In order to show both RowSideColors
and ColSideColors
you have to obtain cluster assignments for rows and columns of the matrix separately. At the moment object 'cluster' contains clusters that correspond to rows only.
# set the custom distance and clustering functions, per your example
hclustfunc <- function(x) hclust(x, method="complete")
distfunc <- function(x) dist(x, method="euclidean")
# perform clustering on rows and columns
cl.row <- hclustfunc(distfunc(mydata))
cl.col <- hclustfunc(distfunc(t(mydata)))

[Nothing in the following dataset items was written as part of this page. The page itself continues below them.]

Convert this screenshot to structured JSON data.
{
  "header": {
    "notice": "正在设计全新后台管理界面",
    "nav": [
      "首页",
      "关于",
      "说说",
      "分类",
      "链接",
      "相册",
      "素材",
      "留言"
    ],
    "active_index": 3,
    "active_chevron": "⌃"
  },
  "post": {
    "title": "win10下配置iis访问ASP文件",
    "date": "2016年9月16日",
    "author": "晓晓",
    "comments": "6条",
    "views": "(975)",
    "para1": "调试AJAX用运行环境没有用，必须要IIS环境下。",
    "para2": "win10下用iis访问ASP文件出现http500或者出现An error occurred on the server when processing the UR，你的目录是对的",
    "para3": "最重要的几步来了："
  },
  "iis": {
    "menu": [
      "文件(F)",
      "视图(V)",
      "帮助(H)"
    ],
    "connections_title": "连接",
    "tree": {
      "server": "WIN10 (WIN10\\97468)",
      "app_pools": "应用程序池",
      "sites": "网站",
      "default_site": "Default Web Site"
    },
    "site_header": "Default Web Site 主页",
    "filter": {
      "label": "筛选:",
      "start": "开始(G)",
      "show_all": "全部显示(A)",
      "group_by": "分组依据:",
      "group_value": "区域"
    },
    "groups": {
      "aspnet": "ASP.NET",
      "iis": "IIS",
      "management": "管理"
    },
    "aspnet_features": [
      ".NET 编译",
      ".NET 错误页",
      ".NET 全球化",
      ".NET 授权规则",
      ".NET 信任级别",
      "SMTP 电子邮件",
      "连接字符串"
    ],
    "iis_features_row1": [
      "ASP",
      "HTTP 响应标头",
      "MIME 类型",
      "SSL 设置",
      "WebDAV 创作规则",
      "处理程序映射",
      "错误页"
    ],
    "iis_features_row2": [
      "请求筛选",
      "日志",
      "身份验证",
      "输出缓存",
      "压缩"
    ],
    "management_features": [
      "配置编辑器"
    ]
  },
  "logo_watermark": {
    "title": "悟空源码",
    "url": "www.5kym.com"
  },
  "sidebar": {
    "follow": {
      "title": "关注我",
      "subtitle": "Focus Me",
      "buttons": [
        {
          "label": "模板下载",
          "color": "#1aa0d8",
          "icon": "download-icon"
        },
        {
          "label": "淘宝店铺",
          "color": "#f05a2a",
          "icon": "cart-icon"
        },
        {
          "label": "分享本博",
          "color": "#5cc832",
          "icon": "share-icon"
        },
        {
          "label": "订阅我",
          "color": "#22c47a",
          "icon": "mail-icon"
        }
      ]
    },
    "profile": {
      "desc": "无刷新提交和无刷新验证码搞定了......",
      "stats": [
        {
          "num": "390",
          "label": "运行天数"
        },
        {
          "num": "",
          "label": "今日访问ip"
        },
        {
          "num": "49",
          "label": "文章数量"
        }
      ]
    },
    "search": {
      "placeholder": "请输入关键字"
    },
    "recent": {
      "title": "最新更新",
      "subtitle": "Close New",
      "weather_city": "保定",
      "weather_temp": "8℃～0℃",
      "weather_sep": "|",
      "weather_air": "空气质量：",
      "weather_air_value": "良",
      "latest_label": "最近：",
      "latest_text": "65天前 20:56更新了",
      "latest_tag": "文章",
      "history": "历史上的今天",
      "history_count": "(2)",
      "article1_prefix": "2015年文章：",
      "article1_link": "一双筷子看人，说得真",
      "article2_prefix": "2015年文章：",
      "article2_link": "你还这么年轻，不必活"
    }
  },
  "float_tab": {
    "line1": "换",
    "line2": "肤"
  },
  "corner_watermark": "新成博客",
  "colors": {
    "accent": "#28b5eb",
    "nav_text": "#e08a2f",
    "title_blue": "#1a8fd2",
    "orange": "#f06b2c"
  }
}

# extract cluster assignments; i.e. k=8 (rows) k=5 (columns)
gr.row <- cutree(cl.row, 8)
gr.col <- cutree(cl.col, 5)
# require(RColorBrewer)
col1 <- brewer.pal(8, "Set1")
col2 <- brewer.pal(5, "Pastel1")
# require(gplots)
heatmap.2(as.matrix(mydata), hclustfun=hclustfunc, distfun=distfunc,
RowSideColors=col1[gr.row], ColSideColors=col2[gr.col])
You can examine the clustering a priori with plot(cl.row)
and plot(cl.col)
. Also you may play with the RColorBrewer
library to select the most appropriate colour-coding. Possibly a sequential palette may be better to avoid over-colouring.